Icefi states that Central America is one of the regions in the world where the philosophical vision that advocates for minimizing the size of the public sector, still persists. On one hand, this vision is reflected in the level of public expenditure; according to Icefi’s calculations, today well below of what is required to meet the SDG. Citing advances of a study that the Institute plans to publish in April 2019, to be able to reach several of the SDG targets that are considered as priority, El Salvador, Guatemala, and Nicaragua must achieve an increase in their public spending in 2030 of around 10% of the gross domestic product (GDP), while Costa Rica and Honduras must increase their public spending by more than 6% of the GDP and Panama by 5.4% of the GDP.

Notes:
- Icefi’s criterion to prioritize SDG’s is to select those whose effect is to support compliance of other SDGs, and those related to eradication of extreme poverty, universalizing education, health, water and sanitation, increasing road infrastructure, providing access to electricity, and changing toward clean types of energy.
- For 2018, Icefi’s estimates for the end of the year based on official data.
- 2030 calculations are preliminary and subject to revision and change.
Icefi believes that the States should consider gradually increase the resources allocated to public social spending, with a priority on the health and education sectors, programs to eradicate extreme poverty, and some public investment in infrastructure like roads, water and sanitation, access to electric energy and transform the energy matrix to adopt generation of clean types of energy.
However, mobilization of domestic resources in Central America to cover these increases in public spending faces very serious technical and political challenges, such as very low and regressive tax revenues, proliferation of unjustified tax privileges and insufficient tools for the tax administrations to become able to fight tax evasion and elusion, especially in the field of illicit flows of capitals. Thus, Icefi warns that the design, approval, and implementation of comprehensive fiscal reforms in the form of a Fiscal Road Map for Central America, with a robust tax policy and administration component, are unavoidable conditions for the region to move closer to a fiscal policy that makes SDG compliance viable.
In Icefi’s opinion, this Fiscal Road Map for Central America should contain:
During the 2020-2022 period: the following measures prior to considering modification of tax rates: remove unjustified tax privileges (increasing tax progressiveness); effective decrease in evasion (increasing productiveness of the income and consumption taxes); review and evaluation of public management and spending; review of the framework for fiscal transparency and anti-corruption policies; and, revision of the civil service.
During the 2023-2026 period: deepening of the process to remove unjustified tax privileges; first increase in the income tax rates in some countries, increase in the value added or sales tax rates; deepening actions against evasion, raising the productivity of the income and consumption taxes; renew the evaluation and planning frameworks; implement effective transparency and probity policies; and implement reforms to civil services.

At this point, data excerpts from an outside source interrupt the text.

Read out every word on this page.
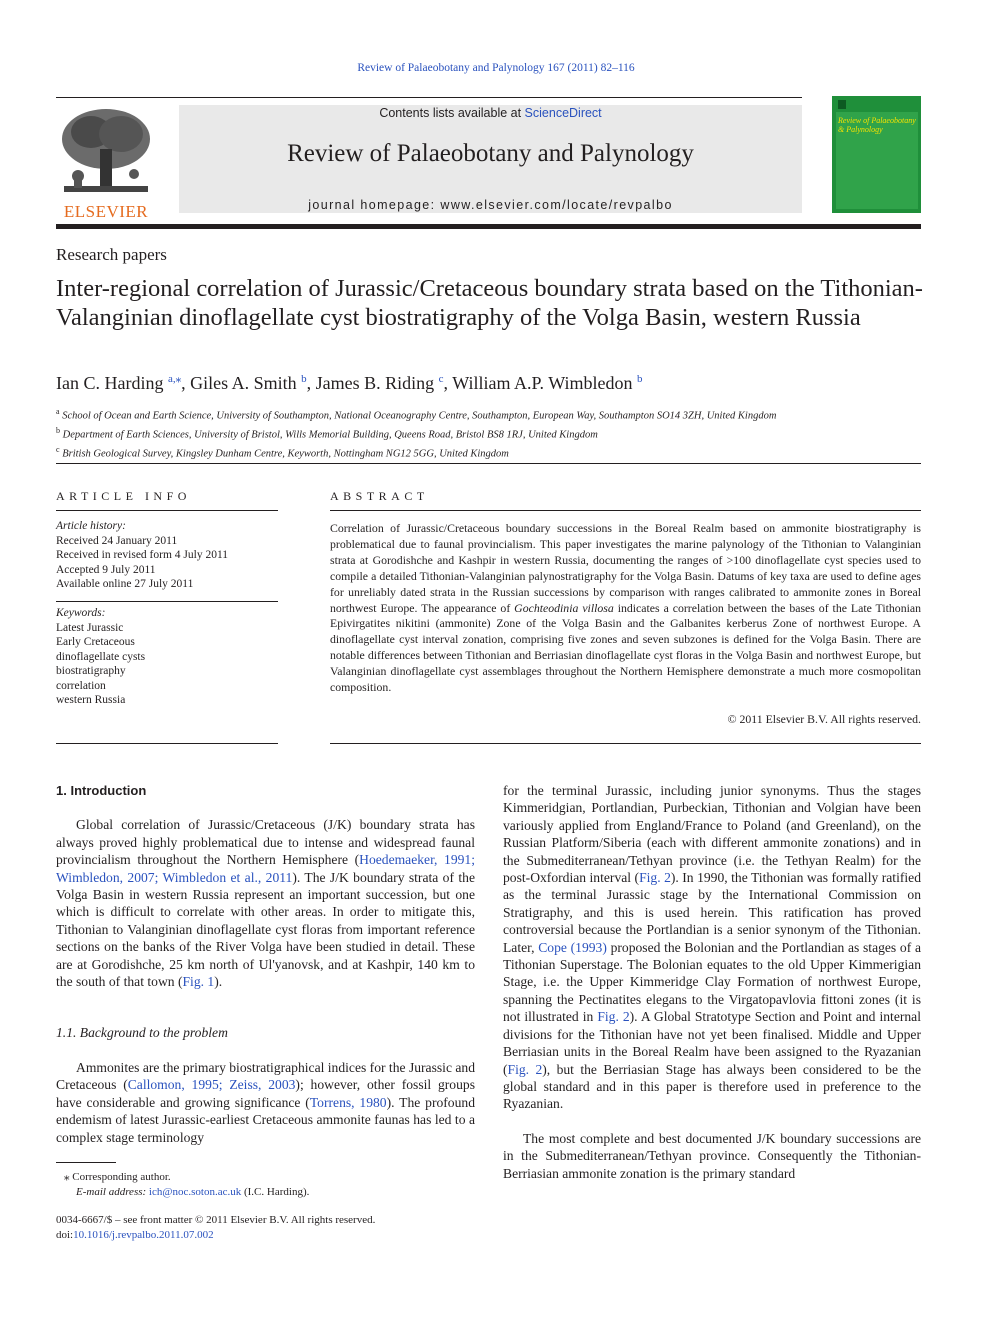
Review of Palaeobotany and Palynology 167 (2011) 82–116
ELSEVIER
Contents lists available at ScienceDirect
Review of Palaeobotany and Palynology
journal homepage: www.elsevier.com/locate/revpalbo
Review of Palaeobotany & Palynology
Research papers
Inter-regional correlation of Jurassic/Cretaceous boundary strata based on the Tithonian-Valanginian dinoflagellate cyst biostratigraphy of the Volga Basin, western Russia
Ian C. Harding $^{a,⁎}$, Giles A. Smith $^b$, James B. Riding $^c$, William A.P. Wimbledon $^b$
$^a$ School of Ocean and Earth Science, University of Southampton, National Oceanography Centre, Southampton, European Way, Southampton SO14 3ZH, United Kingdom
$^b$ Department of Earth Sciences, University of Bristol, Wills Memorial Building, Queens Road, Bristol BS8 1RJ, United Kingdom
$^c$ British Geological Survey, Kingsley Dunham Centre, Keyworth, Nottingham NG12 5GG, United Kingdom
ARTICLE INFO
Article history:
Received 24 January 2011
Received in revised form 4 July 2011
Accepted 9 July 2011
Available online 27 July 2011
Keywords:
Latest Jurassic
Early Cretaceous
dinoflagellate cysts
biostratigraphy
correlation
western Russia
ABSTRACT
Correlation of Jurassic/Cretaceous boundary successions in the Boreal Realm based on ammonite biostratigraphy is problematical due to faunal provincialism. This paper investigates the marine palynology of the Tithonian to Valanginian strata at Gorodishche and Kashpir in western Russia, documenting the ranges of >100 dinoflagellate cyst species used to compile a detailed Tithonian-Valanginian palynostratigraphy for the Volga Basin. Datums of key taxa are used to define ages for unreliably dated strata in the Russian successions by comparison with ranges calibrated to ammonite zones in Boreal northwest Europe. The appearance of Gochteodinia villosa indicates a correlation between the bases of the Late Tithonian Epivirgatites nikitini (ammonite) Zone of the Volga Basin and the Galbanites kerberus Zone of northwest Europe. A dinoflagellate cyst interval zonation, comprising five zones and seven subzones is defined for the Volga Basin. There are notable differences between Tithonian and Berriasian dinoflagellate cyst floras in the Volga Basin and northwest Europe, but Valanginian dinoflagellate cyst assemblages throughout the Northern Hemisphere demonstrate a much more cosmopolitan composition.
© 2011 Elsevier B.V. All rights reserved.
1. Introduction

Global correlation of Jurassic/Cretaceous (J/K) boundary strata has always proved highly problematical due to intense and widespread faunal provincialism throughout the Northern Hemisphere (Hoedemaeker, 1991; Wimbledon, 2007; Wimbledon et al., 2011). The J/K boundary strata of the Volga Basin in western Russia represent an important succession, but one which is difficult to correlate with other areas. In order to mitigate this, Tithonian to Valanginian dinoflagellate cyst floras from important reference sections on the banks of the River Volga have been studied in detail. These are at Gorodishche, 25 km north of Ul'yanovsk, and at Kashpir, 140 km to the south of that town (Fig. 1).

1.1. Background to the problem

Ammonites are the primary biostratigraphical indices for the Jurassic and Cretaceous (Callomon, 1995; Zeiss, 2003); however, other fossil groups have considerable and growing significance (Torrens, 1980). The profound endemism of latest Jurassic-earliest Cretaceous ammonite faunas has led to a complex stage terminology

for the terminal Jurassic, including junior synonyms. Thus the stages Kimmeridgian, Portlandian, Purbeckian, Tithonian and Volgian have been variously applied from England/France to Poland (and Greenland), on the Russian Platform/Siberia (each with different ammonite zonations) and in the Submediterranean/Tethyan province (i.e. the Tethyan Realm) for the post-Oxfordian interval (Fig. 2). In 1990, the Tithonian was formally ratified as the terminal Jurassic stage by the International Commission on Stratigraphy, and this is used herein. This ratification has proved controversial because the Portlandian is a senior synonym of the Tithonian. Later, Cope (1993) proposed the Bolonian and the Portlandian as stages of a Tithonian Superstage. The Bolonian equates to the old Upper Kimmerigian Stage, i.e. the Upper Kimmeridge Clay Formation of northwest Europe, spanning the Pectinatites elegans to the Virgatopavlovia fittoni zones (it is not illustrated in Fig. 2). A Global Stratotype Section and Point and internal divisions for the Tithonian have not yet been finalised. Middle and Upper Berriasian units in the Boreal Realm have been assigned to the Ryazanian (Fig. 2), but the Berriasian Stage has always been considered to be the global standard and in this paper is therefore used in preference to the Ryazanian.

The most complete and best documented J/K boundary successions are in the Submediterranean/Tethyan province. Consequently the Tithonian-Berriasian ammonite zonation is the primary standard

⁎ Corresponding author.
E-mail address: ich@noc.soton.ac.uk (I.C. Harding).
0034-6667/$ – see front matter © 2011 Elsevier B.V. All rights reserved.
doi:10.1016/j.revpalbo.2011.07.002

During the 2027-2030 period: in some countries, a second raise in the income, valued added or sales taxes rates; and a significant increase in the productivity of the income and consumption taxes, linked with institutionalization and permanent enforcement of strict oversight mechanisms against tax evasion.
The Fiscal Road Map for Central America proposed by Icefi also includes recommendations for advancing structural reforms in areas such as modernization of public management, developmental planning, domestic absorption of the new market demand and for planning and executing environmentally-leaning plans. In addition to bringing greater equality, these plans have positive effects on economic growth and job generation, leading to more development and more guarantees for building a democratic Central America.
Icefi is calling on the heads of state and government, other government representatives and delegations, international organizations and other personalities and entities participating in the XXVI Ibero-American Summit of Heads of State and Government to consider the serious fiscal challenges that Central America must overcome to be able to approach compliance with the SDG. The Institute advises that forum that, without fiscal reforms of the magnitude and depth as described, it will be impossible to cover the gaps in public spending (fiscal cost) that afflict Central America and that technically block compliance with the SDG. That is why it hopes that any statements, special communiqués, and other documents containing the agreed commitments and postures, acknowledge these fiscal challenges with a call to the Central American governments to commit to comprehensive tax reforms as quickly as possible.
Central America, November 15th, 2018.